P03-03. Protection against SIV by anti HLA class II specific antibody in the macaque model
© Robinson et al; licensee BioMed Central Ltd. 2009
Published: 22 October 2009
Inactivated SIV vaccines provide potent protection against challenge by SIV in the macaque model. Following evidence that host cell antigens can confer protection, and evidence that this protection can be conveyed to naive macaques in serum transfer experiments, we now show that this protection is due to immunity against HLA class II proteins. Recently it was shown that humans immunised with inactivated virus made an antibody response against HLA class I and II antigens expressed on the surface of the cell line used to grow the virus. Importantly, immunised individuals did not break tolerance to self-antigens. Here we show protection via different epitopes on the HLA class II protein in xeno-immunised macaques that may provide a correlate of protection.
Macaques vaccinated with fixed inactivated human T cells (C8166) or murine L cells expressing DR4 were challenged with SIV propagated in a human T cell line to assess the breadth of protection. Macaque sera were assayed for antibodies reacting with human MHC class II proteins using a luminex assay. Antibody neutralisation data was determined by TZM-bl single round SIV infectivity assay.
Animals immunised with either C8166 cells or L cells expressing DR4 produced an antibody response that cross reacted with all human MHC class II proteins tested. Those animals that had a high anti class II antibody titre were protected against SIV challenge, and correlated with an ability to neutralise SHIV-W61D grown in C8166 cells in vivo.

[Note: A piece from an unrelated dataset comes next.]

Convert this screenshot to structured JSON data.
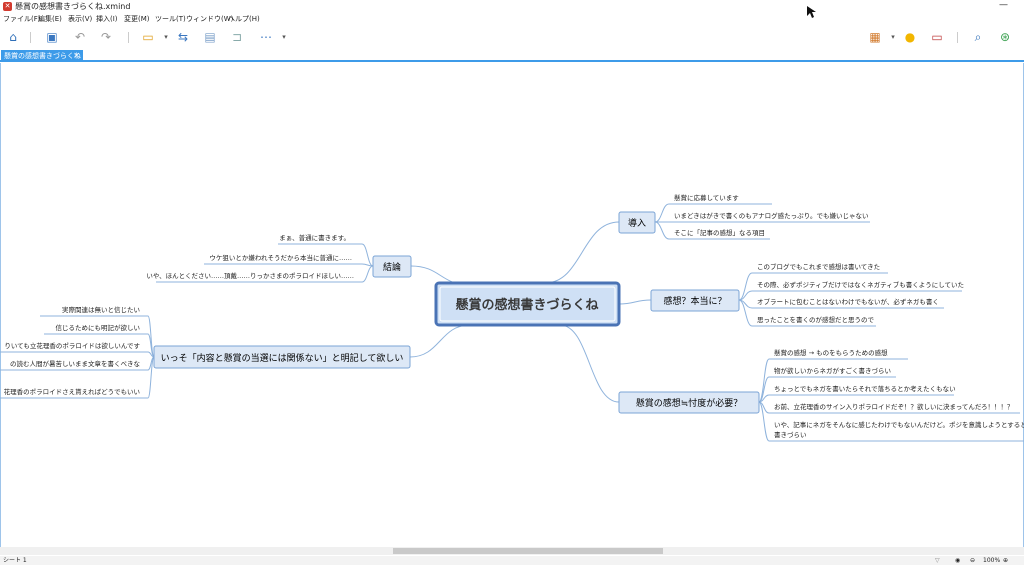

We have previously published data that shows allo-immunisation in humans by whole inactivated virus generates an allo-specific response. Xeno-immunisation of macaques generates a pan specific anti-HLA class II response indicating that anti-framework or conserved regions are immunogenic, and induce a protective immunity. These results suggest that allo-immunisation of macaques is a more appropriate model for evaluating allo-immunisation of humans as an HIV/AIDS vaccine strategy.
This article is published under license to BioMed Central Ltd.